All of this relates back to the relationship between race and capitalism. To end segregation — of housing, of schools, of workplaces — is to undo one of the major ways in which labor is exploited, caste established and the ideologies of racial hierarchy sustained. And that, in turn, opens possibilities for new avenues of advancement. The old labor slogan “Negro and White, Unite and Fight!” contains more than a little truth about the necessary conditions for economic justice. That this unity is fairly rare in American history is a testament to how often these movements have “either advocated, capitulated before, or otherwise failed to oppose racism at one or more critical junctures in their history,” as Robert L. Allen and Pamela P. Allen note in their 1974 study of racism and social reform movements.

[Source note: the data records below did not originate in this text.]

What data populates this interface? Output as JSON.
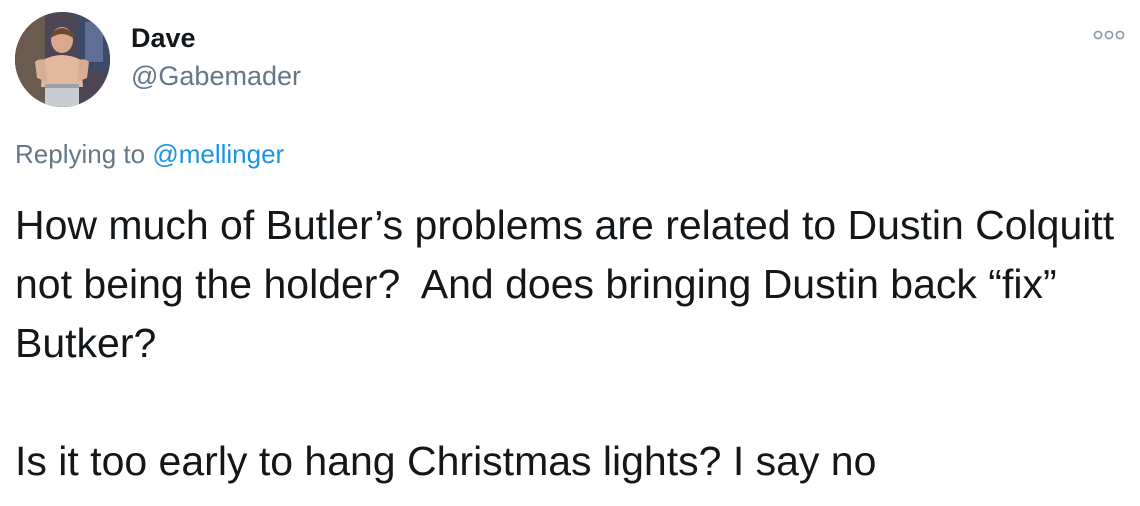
{
  "author": {
    "display_name": "Dave",
    "handle": "@Gabemader",
    "avatar_icon": "user-avatar-photo"
  },
  "more_icon": "more-options-icon",
  "reply": {
    "prefix": "Replying to",
    "mention": "@mellinger"
  },
  "tweet": {
    "paragraph_1": "How much of Butler’s problems are related to Dustin Colquitt not being the holder?  And does bringing Dustin back “fix” Butker?",
    "paragraph_2": "Is it too early to hang Christmas lights? I say no"
  },
  "colors": {
    "text": "#14171a",
    "secondary": "#657786",
    "link": "#1b95e0"
  }
}
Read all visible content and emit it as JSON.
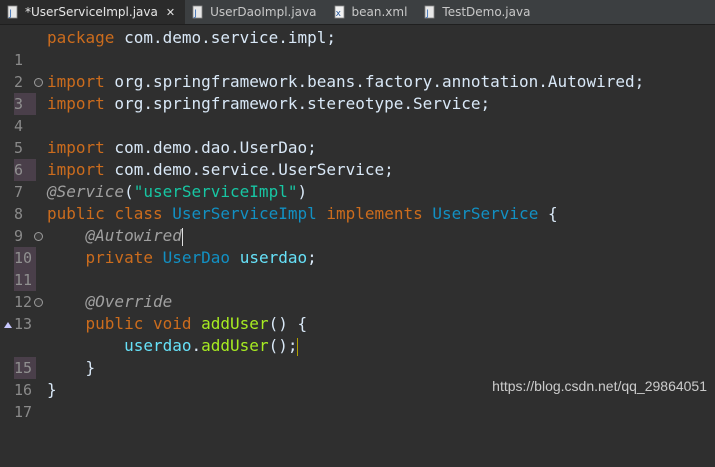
{
  "tabs": [
    {
      "label": "*UserServiceImpl.java",
      "active": true,
      "icon": "java-file-icon",
      "closable": true
    },
    {
      "label": "UserDaoImpl.java",
      "active": false,
      "icon": "java-file-icon"
    },
    {
      "label": "bean.xml",
      "active": false,
      "icon": "xml-file-icon"
    },
    {
      "label": "TestDemo.java",
      "active": false,
      "icon": "java-file-icon"
    }
  ],
  "close_glyph": "✕",
  "lines": [
    {
      "n": "1",
      "t1": "package",
      "t2": " com.demo.service.impl;"
    },
    {
      "n": "2"
    },
    {
      "n": "3",
      "t1": "import",
      "t2": " org.springframework.beans.factory.annotation.Autowired;"
    },
    {
      "n": "4",
      "t1": "import",
      "t2": " org.springframework.stereotype.Service;"
    },
    {
      "n": "5"
    },
    {
      "n": "6",
      "t1": "import",
      "t2": " com.demo.dao.UserDao;"
    },
    {
      "n": "7",
      "t1": "import",
      "t2": " com.demo.service.UserService;"
    },
    {
      "n": "8",
      "ann": "@Service",
      "p1": "(",
      "str": "\"userServiceImpl\"",
      "p2": ")"
    },
    {
      "n": "9",
      "k1": "public",
      "k2": "class",
      "c1": "UserServiceImpl",
      "k3": "implements",
      "c2": "UserService",
      "p": " {"
    },
    {
      "n": "10",
      "ann": "@Autowired"
    },
    {
      "n": "11",
      "k1": "private",
      "c1": "UserDao",
      "f": "userdao",
      "p": ";"
    },
    {
      "n": "12"
    },
    {
      "n": "13",
      "ann": "@Override"
    },
    {
      "n": "14",
      "k1": "public",
      "k2": "void",
      "m": "addUser",
      "p": "() {"
    },
    {
      "n": "15",
      "f": "userdao",
      "p1": ".",
      "m": "addUser",
      "p2": "();"
    },
    {
      "n": "16",
      "p": "}"
    },
    {
      "n": "17",
      "p": "}"
    }
  ],
  "watermark": "https://blog.csdn.net/qq_29864051",
  "colors": {
    "keyword": "#cc6c1d",
    "type": "#1290c3",
    "string": "#17c6a3",
    "field": "#66e1f8",
    "method": "#a7ec21",
    "annotation": "#a0a0a0"
  }
}
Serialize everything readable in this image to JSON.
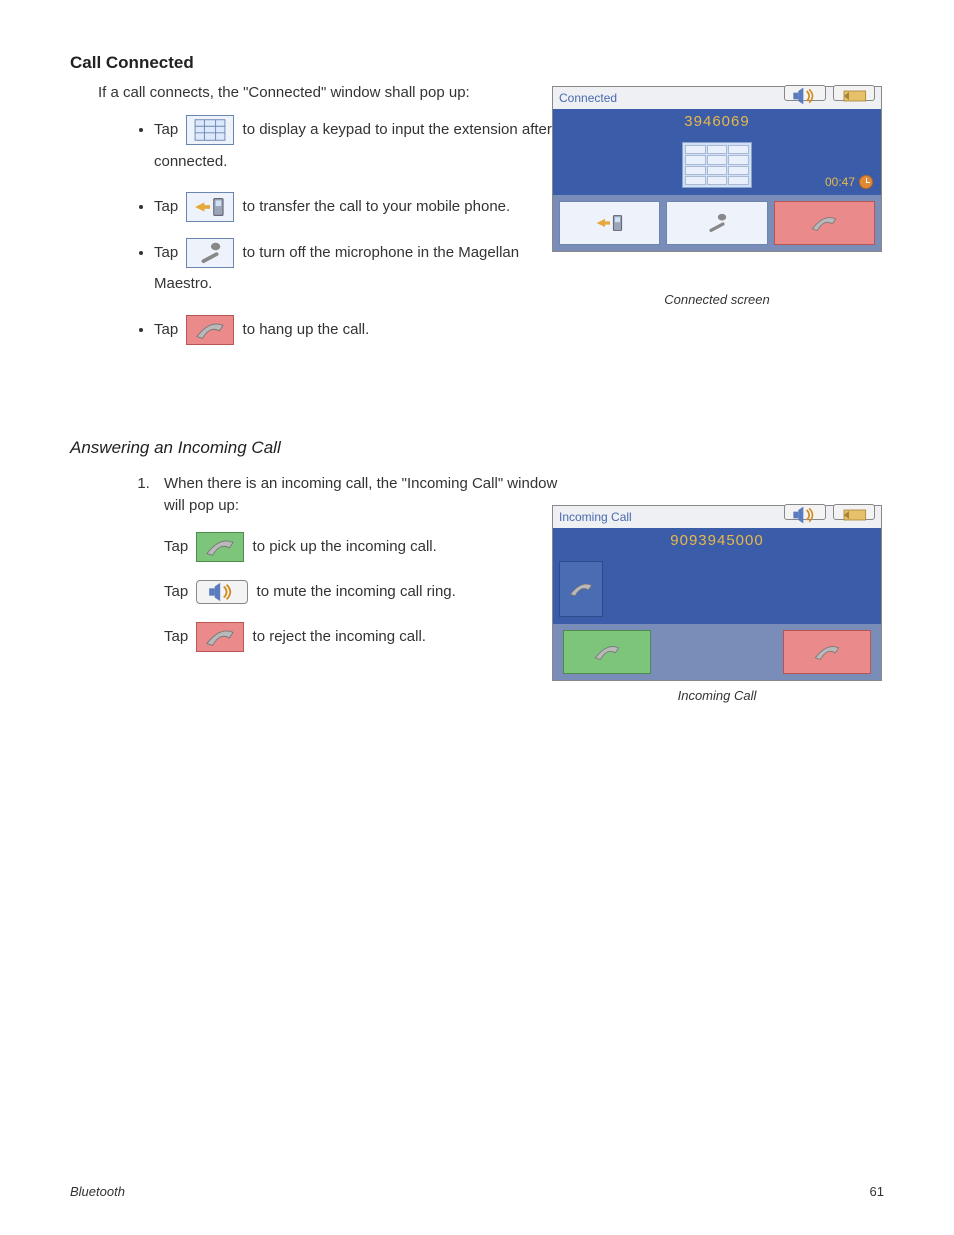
{
  "section1": {
    "title": "Call Connected",
    "intro": "If a call connects, the \"Connected\" window shall pop up:",
    "bullets": [
      {
        "pre": "Tap",
        "post": "to display a keypad to input the extension after connected."
      },
      {
        "pre": "Tap",
        "post": "to transfer the call to your mobile phone."
      },
      {
        "pre": "Tap",
        "post": "to turn off the microphone in the Magellan Maestro."
      },
      {
        "pre": "Tap",
        "post": "to hang up the call."
      }
    ],
    "screenshot": {
      "title": "Connected",
      "number": "3946069",
      "timer": "00:47",
      "caption": "Connected screen"
    }
  },
  "section2": {
    "title": "Answering an Incoming Call",
    "item1": "When there is an incoming call, the \"Incoming Call\" window will pop up:",
    "lines": [
      {
        "pre": "Tap",
        "post": "to pick up the incoming call."
      },
      {
        "pre": "Tap",
        "post": "to mute the incoming call ring."
      },
      {
        "pre": "Tap",
        "post": "to reject the incoming call."
      }
    ],
    "screenshot": {
      "title": "Incoming Call",
      "number": "9093945000",
      "caption": "Incoming Call"
    }
  },
  "footer": {
    "left": "Bluetooth",
    "right": "61"
  }
}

Which brings us back to the present. The activists behind the Black Lives Matter movement have always connected its aims to working-class, egalitarian politics. The platform of the Movement for Black Lives, as it is formally known, includes demands for universal health care, affordable housing, living wage employment and access to education and public transportation. Given the extent to which class shapes black exposure to police violence — it is poor and working class black Americans who are most likely to live in neighborhoods marked by constant police surveillance — calls to defund and dismantle existing police departments are a class demand like any other.
But while the movement can’t help but be about practical concerns, the predominating discourse of belief and intention overshadows those stakes: too much concern with “white fragility” and not enough with wealth inequality. The challenge is to bridge the gap; to show new supporters that there’s far more work to do than changing the way we police; to channel their sympathy into a deeper understanding of the problem at hand.